My eldest only had two 20 minutes naps a day. It nearly killed me. He also woke 2 hourly for feeds overnight. He had a cow’s milk protein allergy (didn’t know at the time) and severe reflux so that contributed. He hated being put down. It’s exhausting.

Agree though why don’t you take the dog out with baby in the pram?

bbqseason · 17/05/2018 20:40

When your husband comes home at 8pm you should go to bed straight away so you can get another hour or so if sleep in before you need to bf again. Could you express some so he could give the occasional bottle so you get an even longer stretch in the evening on your own? Walk the dog with baby in sling beforehand and get husband to do some batch cooking / but some ready meals or stir fries so u don't need to cook.

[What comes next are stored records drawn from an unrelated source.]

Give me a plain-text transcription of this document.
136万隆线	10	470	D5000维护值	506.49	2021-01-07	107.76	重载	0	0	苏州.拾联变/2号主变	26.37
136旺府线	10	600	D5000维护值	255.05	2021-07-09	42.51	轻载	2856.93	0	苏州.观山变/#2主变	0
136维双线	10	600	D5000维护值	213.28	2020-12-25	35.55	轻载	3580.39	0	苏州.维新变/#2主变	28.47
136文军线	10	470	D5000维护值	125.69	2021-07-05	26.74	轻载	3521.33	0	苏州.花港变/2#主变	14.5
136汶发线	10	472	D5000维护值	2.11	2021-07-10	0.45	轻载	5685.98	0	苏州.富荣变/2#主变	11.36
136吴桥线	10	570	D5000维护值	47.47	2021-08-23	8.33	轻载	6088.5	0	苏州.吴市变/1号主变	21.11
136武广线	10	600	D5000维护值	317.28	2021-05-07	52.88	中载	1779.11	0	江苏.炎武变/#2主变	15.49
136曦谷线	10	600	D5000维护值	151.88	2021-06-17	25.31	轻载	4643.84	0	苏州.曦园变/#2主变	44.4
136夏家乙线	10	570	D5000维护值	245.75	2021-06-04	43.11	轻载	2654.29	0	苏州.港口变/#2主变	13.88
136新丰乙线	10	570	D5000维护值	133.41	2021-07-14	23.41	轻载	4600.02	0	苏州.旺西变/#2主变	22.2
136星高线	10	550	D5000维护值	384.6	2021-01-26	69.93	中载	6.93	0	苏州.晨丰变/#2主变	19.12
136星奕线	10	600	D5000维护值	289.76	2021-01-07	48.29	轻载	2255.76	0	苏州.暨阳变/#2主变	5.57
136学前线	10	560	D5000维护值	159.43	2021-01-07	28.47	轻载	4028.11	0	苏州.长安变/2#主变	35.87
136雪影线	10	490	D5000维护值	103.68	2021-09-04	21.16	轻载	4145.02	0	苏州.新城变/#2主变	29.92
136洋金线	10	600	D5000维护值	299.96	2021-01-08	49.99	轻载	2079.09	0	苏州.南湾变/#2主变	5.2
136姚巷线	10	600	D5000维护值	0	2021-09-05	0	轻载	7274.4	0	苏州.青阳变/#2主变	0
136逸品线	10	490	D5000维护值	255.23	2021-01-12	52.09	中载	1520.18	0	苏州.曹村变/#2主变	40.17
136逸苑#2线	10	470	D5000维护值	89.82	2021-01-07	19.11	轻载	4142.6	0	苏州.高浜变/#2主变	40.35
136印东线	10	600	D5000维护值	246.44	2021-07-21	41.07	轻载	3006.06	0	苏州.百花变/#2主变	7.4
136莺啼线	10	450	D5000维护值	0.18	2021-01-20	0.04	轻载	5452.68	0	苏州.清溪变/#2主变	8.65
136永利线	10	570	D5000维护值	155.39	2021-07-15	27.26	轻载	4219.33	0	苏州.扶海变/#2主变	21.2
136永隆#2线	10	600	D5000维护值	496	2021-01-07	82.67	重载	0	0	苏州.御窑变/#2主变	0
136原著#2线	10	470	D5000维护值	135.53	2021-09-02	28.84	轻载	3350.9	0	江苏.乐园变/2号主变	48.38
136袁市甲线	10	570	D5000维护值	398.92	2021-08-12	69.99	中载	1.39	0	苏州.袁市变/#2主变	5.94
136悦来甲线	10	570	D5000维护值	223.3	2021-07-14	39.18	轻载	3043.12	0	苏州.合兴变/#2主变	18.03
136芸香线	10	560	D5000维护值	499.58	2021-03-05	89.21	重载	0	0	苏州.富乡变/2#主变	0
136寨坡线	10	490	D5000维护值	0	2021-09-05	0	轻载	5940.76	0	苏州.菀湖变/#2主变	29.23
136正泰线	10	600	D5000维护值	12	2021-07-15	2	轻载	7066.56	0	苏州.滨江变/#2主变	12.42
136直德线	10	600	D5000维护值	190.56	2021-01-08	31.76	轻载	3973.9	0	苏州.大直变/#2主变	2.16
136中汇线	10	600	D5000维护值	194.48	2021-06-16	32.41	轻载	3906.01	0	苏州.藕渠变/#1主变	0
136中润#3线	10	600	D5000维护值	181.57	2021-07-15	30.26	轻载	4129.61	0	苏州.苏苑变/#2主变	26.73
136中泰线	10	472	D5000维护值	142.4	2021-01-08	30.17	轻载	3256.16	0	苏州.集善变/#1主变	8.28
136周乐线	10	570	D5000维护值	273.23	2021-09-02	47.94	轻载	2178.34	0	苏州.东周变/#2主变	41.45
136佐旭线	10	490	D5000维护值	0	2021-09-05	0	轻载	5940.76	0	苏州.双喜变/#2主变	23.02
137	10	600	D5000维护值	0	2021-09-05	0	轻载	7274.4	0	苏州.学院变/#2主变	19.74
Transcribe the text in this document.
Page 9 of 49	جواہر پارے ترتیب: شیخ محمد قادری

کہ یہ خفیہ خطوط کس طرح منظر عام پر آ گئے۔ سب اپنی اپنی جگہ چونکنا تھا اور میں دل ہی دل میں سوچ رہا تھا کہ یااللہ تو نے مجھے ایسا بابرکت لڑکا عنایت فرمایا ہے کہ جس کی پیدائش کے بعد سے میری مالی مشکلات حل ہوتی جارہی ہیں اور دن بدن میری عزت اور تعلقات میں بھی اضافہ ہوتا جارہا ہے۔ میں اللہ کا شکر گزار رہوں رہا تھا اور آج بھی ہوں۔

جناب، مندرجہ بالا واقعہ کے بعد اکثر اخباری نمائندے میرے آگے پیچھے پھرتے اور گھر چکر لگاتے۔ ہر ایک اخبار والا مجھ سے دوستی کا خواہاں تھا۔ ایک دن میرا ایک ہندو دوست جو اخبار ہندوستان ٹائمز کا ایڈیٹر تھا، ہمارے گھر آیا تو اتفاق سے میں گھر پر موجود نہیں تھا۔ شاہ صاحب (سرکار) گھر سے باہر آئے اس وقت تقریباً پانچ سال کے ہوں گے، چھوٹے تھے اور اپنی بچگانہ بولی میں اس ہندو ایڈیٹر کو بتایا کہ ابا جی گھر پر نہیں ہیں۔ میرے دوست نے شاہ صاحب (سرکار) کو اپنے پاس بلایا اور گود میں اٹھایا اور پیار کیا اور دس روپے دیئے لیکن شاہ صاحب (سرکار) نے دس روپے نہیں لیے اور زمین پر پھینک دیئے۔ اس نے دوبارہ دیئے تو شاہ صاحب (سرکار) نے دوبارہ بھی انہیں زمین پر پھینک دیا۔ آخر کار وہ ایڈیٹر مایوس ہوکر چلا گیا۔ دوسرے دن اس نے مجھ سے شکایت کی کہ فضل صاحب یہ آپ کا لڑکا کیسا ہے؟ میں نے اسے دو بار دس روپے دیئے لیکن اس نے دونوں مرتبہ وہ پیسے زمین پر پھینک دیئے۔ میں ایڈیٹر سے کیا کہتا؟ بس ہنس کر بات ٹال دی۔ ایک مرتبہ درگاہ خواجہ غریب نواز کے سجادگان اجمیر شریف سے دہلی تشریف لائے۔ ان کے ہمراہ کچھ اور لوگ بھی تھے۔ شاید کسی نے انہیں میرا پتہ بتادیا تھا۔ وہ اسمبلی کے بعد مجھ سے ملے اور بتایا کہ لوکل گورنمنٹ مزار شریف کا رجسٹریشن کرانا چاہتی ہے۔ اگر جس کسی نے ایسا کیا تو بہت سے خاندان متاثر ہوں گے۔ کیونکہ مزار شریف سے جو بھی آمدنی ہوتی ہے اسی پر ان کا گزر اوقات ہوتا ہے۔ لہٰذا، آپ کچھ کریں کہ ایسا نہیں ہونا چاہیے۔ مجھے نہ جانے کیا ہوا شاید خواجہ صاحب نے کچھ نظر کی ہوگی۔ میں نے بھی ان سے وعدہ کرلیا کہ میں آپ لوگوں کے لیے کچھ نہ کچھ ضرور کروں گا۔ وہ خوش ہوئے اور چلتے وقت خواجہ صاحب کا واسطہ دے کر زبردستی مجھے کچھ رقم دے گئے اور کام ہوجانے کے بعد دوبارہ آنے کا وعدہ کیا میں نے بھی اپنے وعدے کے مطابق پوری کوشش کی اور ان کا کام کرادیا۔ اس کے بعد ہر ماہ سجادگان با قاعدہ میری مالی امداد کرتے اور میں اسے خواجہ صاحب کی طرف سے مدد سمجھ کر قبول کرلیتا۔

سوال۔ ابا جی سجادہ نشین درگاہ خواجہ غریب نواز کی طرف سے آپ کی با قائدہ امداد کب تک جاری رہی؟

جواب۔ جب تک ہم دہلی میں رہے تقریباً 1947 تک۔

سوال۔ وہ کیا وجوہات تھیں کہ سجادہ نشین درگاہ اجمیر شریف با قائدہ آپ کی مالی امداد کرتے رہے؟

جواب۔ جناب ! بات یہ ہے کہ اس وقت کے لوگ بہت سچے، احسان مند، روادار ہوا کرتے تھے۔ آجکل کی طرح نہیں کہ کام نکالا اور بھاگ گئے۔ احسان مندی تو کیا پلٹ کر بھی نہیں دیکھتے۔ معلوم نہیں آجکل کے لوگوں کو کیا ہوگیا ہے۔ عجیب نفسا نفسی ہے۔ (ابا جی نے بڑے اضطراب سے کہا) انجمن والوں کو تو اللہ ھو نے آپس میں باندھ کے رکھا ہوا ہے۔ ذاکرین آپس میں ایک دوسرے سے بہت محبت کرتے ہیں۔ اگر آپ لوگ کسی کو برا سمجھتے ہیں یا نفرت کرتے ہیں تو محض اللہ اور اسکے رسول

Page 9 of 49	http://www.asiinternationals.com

kaytee87 · 17/05/2018 20:48

The baby sounds over tired and possibly over stimulated. 3mo don't usually need much entertaining.
3mo can usually only stay awake for 1.5hrs at a time so try scheduling some naps and put the baby in it's cot for naps with the curtains drawn, a full belly and a fresh nappy.
Could DH not walk the dog with baby in a sling? Batch cook 7 meals on a Sunday.
Do you have a good vibrating bouncy chair or swing? I used to put ds in bouncy chair in bathroom while I showered in the morning.
It does get easier and less boring, and by the time they're toddlers you're wishing they were immobile babies again Grin

Mammyloveswine · 17/05/2018 20:48

My second baby is 4 months, i have a toddler too. I am bloody knackered and that's with my baby sleeping through!

I'm breastfeeding and have a bottle refuser... me-time for me atm is hubby taking the toddler so I've just got my actually delightful baby instead of trying to entertain the toddler too!

Make sure hubby regularly takes the baby, esp when he's off. Book a nail appt, watch a film, meet a friend for lunch... whatever your me-time is do it! But after 4 months I think it gets easier, esp at 6 months when weaning and sitting in a high chair is a great way to entertain them... until they learn to crawl!

You do need more sleep though.. I used to go to bed early on to get a few hours and leave baby with dh. Then on a morning dh would get up with baby until he had to leave for work... could that work? Hubby then still getting a solid 7 hours (10-5 maybe? )

kaytee87 · 17/05/2018 20:50

Oh and unless there's a poo or it's leaking, don't bother changing nappy at night time.